There are innumerable videos on YouTube that are too long for us to watch and process fully. Most of us do not have the time nor the attention span to absorb information from the videos we watch. To solve this problem, we have built a video summarizing application using Streamlit and Whisper-OpenAI and implemented it using ChatGPT’s API. This tool provides a short summary of videos that have a very long duration to make it easy for us to learn.
-
Whisper : Whisper is a feature of the OpenAI GPT-3 language model that allows for the generation of more subtle and nuanced language. Whisper was trained on 680,000 hours of multilingual and multitask supervised data collected from the web. One of the important characteristics of Whisper is the diversity of data used to train it. A third of the training data is composed of non-English audio examples. Whisper can robustly transcribe English speech and perform at a state-of-the-art level with approximately 10 languages – as well as translation from those languages into English. It enables transcription in multiple languages, as well as translation from those languages into English.
-
ChatGPT : Conversational AI is a central sub-field of Natural Language Processing that makes it possible for a human to have a conversation with a machine. Every time the human says or asks something to the AI, the whole conversation history is sent too, so the AI can have the context in memory and make relevant responses. Modern chatbots leverage conversational AI and can do more than simply having a conversation. For example, they can detect customer intents, search documents, understand the customer tone and adapt their own tone (anger, joy, sarcasm...). Until recently, chatbots have been very limited. But with the creation of huge modern models like GPT-3, GPT-J, and GPT-NeoX, it is now possible to easily create advanced chatbots that are both fluent and relevant
-
gTTS : gTTS (Google Text-to-Speech) is a Python library and CLI tool to interface with Google Translate text-to-speech API. There are several APIs available to convert text to speech in Python. One of such APIs is the Google Text to Speech API commonly known as the gTTS API. gTTS is a very easy to use tool which converts the text entered into audio which can be saved as an mp3 file. The gTTS API supports several languages including English, Hindi, Tamil, French, German and many more. The speech can be delivered in any one of the two available audio speeds, fast or slow.

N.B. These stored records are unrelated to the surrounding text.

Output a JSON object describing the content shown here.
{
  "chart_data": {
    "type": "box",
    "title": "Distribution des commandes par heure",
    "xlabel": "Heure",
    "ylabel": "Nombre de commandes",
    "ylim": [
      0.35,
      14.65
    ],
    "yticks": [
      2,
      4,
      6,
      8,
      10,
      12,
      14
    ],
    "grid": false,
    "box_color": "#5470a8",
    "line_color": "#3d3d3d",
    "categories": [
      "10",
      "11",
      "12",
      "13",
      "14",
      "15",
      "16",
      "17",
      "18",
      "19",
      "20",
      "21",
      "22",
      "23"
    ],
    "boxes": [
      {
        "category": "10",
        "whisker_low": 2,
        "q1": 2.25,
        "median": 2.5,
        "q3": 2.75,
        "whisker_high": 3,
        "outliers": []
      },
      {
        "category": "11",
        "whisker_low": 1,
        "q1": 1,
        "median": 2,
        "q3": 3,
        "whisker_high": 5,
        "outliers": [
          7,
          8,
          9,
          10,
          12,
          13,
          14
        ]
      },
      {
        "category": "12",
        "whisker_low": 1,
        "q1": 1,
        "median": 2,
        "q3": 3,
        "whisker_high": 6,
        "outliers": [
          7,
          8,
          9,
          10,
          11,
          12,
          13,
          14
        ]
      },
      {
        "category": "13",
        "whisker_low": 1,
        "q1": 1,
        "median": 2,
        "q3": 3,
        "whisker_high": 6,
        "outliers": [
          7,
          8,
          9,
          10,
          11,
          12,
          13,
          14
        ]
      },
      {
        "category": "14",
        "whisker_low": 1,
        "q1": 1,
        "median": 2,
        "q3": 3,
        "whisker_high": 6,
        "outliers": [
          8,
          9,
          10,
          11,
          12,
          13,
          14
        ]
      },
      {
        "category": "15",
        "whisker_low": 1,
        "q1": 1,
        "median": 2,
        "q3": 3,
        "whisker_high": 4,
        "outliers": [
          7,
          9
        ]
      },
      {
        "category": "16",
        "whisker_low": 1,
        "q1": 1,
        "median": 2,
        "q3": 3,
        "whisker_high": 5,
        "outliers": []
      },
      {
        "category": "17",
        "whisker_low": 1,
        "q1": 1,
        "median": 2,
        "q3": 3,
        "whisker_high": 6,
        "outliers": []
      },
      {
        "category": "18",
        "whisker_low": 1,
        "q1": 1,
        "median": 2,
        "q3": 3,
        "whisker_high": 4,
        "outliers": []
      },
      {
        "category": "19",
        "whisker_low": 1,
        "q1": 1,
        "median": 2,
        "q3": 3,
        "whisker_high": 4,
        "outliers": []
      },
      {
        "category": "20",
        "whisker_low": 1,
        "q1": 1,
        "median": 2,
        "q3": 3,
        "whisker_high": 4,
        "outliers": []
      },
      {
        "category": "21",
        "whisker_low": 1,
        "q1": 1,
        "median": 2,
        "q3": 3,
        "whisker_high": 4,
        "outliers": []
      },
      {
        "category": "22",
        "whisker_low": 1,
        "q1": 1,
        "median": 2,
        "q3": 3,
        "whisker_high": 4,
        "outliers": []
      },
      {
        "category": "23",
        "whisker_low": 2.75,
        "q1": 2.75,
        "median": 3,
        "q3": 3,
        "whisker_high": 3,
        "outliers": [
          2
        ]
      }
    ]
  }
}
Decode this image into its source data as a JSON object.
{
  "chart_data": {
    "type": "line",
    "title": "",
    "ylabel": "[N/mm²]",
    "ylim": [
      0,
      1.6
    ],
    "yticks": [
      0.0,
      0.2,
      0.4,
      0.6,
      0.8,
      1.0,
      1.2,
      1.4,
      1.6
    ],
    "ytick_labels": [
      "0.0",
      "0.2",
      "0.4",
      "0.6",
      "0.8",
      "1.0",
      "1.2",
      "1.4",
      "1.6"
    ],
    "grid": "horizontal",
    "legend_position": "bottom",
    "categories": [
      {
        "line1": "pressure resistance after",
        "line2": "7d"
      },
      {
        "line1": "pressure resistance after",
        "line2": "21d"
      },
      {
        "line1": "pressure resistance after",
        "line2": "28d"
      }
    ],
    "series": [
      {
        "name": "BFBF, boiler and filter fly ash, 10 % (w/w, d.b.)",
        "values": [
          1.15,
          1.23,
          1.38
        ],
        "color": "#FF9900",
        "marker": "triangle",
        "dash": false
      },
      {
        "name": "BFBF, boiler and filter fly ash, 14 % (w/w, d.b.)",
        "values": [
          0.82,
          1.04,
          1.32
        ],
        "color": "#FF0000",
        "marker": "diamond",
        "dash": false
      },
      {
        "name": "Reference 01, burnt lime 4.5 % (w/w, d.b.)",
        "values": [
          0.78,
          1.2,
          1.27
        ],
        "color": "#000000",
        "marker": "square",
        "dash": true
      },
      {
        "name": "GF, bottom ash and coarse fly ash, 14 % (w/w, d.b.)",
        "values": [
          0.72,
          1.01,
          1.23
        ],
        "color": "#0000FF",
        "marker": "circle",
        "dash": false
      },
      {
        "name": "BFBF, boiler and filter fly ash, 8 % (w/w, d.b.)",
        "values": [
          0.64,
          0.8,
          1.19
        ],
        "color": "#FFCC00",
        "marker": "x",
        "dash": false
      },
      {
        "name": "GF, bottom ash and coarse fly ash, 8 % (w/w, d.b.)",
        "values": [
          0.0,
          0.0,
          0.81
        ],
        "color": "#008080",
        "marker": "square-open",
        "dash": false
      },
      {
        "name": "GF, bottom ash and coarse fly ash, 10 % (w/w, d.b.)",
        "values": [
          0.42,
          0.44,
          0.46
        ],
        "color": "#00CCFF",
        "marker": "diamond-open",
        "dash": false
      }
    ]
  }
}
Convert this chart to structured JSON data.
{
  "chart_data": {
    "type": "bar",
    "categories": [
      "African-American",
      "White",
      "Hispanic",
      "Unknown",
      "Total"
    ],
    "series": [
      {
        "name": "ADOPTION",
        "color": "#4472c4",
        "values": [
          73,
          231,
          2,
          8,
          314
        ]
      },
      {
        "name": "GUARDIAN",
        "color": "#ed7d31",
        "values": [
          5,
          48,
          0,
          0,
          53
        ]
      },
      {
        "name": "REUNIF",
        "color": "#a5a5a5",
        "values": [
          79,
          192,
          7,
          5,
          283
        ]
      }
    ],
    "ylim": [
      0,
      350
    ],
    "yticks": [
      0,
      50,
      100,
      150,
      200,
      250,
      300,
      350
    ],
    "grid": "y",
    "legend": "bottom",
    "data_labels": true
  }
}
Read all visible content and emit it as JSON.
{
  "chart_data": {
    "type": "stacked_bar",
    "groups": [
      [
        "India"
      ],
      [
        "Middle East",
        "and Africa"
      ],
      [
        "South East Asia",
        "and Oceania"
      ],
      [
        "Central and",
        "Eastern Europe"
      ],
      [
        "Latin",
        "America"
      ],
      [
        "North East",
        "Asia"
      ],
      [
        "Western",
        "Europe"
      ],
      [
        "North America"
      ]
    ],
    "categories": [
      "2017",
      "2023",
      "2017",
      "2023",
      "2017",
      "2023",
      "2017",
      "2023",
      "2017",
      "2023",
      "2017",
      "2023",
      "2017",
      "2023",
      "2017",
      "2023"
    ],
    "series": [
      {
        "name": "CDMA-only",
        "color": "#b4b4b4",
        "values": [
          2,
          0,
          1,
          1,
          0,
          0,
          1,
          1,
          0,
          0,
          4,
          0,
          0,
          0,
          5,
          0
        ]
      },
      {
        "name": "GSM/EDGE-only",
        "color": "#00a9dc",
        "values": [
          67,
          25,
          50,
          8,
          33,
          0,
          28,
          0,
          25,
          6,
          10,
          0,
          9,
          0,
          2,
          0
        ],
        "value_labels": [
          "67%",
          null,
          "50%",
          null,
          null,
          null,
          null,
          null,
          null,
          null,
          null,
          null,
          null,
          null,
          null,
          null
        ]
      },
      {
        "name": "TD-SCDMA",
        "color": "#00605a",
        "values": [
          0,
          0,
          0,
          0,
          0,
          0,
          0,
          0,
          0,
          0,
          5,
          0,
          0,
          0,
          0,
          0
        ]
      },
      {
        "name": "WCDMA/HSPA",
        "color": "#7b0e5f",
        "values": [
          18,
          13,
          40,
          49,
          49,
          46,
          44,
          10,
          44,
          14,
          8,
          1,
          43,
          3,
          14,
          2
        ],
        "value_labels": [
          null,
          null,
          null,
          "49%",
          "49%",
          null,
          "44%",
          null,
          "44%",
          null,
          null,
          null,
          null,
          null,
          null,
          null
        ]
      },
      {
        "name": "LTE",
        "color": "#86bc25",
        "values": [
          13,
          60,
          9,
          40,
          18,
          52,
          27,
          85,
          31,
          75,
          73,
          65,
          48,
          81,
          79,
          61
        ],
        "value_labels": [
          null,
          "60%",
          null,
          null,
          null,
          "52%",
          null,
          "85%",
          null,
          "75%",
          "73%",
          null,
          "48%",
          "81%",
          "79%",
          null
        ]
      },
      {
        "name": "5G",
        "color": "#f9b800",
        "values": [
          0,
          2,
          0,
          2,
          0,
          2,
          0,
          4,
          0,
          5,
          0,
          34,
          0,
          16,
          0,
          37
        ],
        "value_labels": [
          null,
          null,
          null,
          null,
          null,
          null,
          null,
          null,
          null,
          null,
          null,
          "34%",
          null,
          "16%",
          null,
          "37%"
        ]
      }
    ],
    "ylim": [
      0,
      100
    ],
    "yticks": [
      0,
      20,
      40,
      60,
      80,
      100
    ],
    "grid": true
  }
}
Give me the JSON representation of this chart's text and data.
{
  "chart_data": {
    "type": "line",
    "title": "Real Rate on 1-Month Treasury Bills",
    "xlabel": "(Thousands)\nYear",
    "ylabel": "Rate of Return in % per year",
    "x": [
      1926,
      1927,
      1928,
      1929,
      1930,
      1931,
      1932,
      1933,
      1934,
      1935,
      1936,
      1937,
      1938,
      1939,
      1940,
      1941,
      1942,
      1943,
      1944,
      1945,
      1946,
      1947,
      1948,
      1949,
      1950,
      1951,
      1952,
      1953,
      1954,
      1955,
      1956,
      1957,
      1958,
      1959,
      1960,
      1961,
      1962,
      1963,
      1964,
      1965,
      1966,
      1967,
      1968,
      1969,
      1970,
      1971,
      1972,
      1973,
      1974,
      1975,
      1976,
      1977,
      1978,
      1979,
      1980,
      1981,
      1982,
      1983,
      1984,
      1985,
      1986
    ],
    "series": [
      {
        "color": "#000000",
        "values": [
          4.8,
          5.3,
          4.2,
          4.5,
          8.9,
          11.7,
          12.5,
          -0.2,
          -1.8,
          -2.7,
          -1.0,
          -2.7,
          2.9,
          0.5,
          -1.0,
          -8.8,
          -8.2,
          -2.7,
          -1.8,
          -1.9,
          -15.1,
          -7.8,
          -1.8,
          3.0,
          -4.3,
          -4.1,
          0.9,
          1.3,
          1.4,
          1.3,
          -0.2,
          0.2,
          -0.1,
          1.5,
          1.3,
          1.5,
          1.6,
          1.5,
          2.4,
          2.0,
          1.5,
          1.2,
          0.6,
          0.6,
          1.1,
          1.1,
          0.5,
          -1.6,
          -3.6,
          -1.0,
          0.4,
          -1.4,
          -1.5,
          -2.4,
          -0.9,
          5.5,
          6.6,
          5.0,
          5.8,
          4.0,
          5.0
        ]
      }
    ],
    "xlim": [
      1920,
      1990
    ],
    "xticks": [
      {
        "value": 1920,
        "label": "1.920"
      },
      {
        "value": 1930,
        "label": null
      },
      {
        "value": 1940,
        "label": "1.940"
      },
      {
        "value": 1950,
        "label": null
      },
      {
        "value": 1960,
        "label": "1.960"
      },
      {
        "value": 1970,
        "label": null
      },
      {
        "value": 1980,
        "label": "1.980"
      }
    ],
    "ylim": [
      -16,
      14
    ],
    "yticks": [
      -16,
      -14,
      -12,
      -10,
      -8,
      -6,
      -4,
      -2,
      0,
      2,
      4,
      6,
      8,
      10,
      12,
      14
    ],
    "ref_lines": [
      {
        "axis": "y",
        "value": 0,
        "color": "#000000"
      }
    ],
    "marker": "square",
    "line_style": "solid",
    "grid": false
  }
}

The Whisper architecture is a simple end-to-end approach, implemented as an encoder-decoder Transformer. Input audio is split into 30-second chunks, converted into a log-Mel spectrogram, and then passed into an encoder. A decoder is trained to predict the corresponding text caption, intermixed with special tokens that direct the single model to perform tasks such as language identification, phrase-level timestamps, multilingual speech transcription, and to-English speech translation.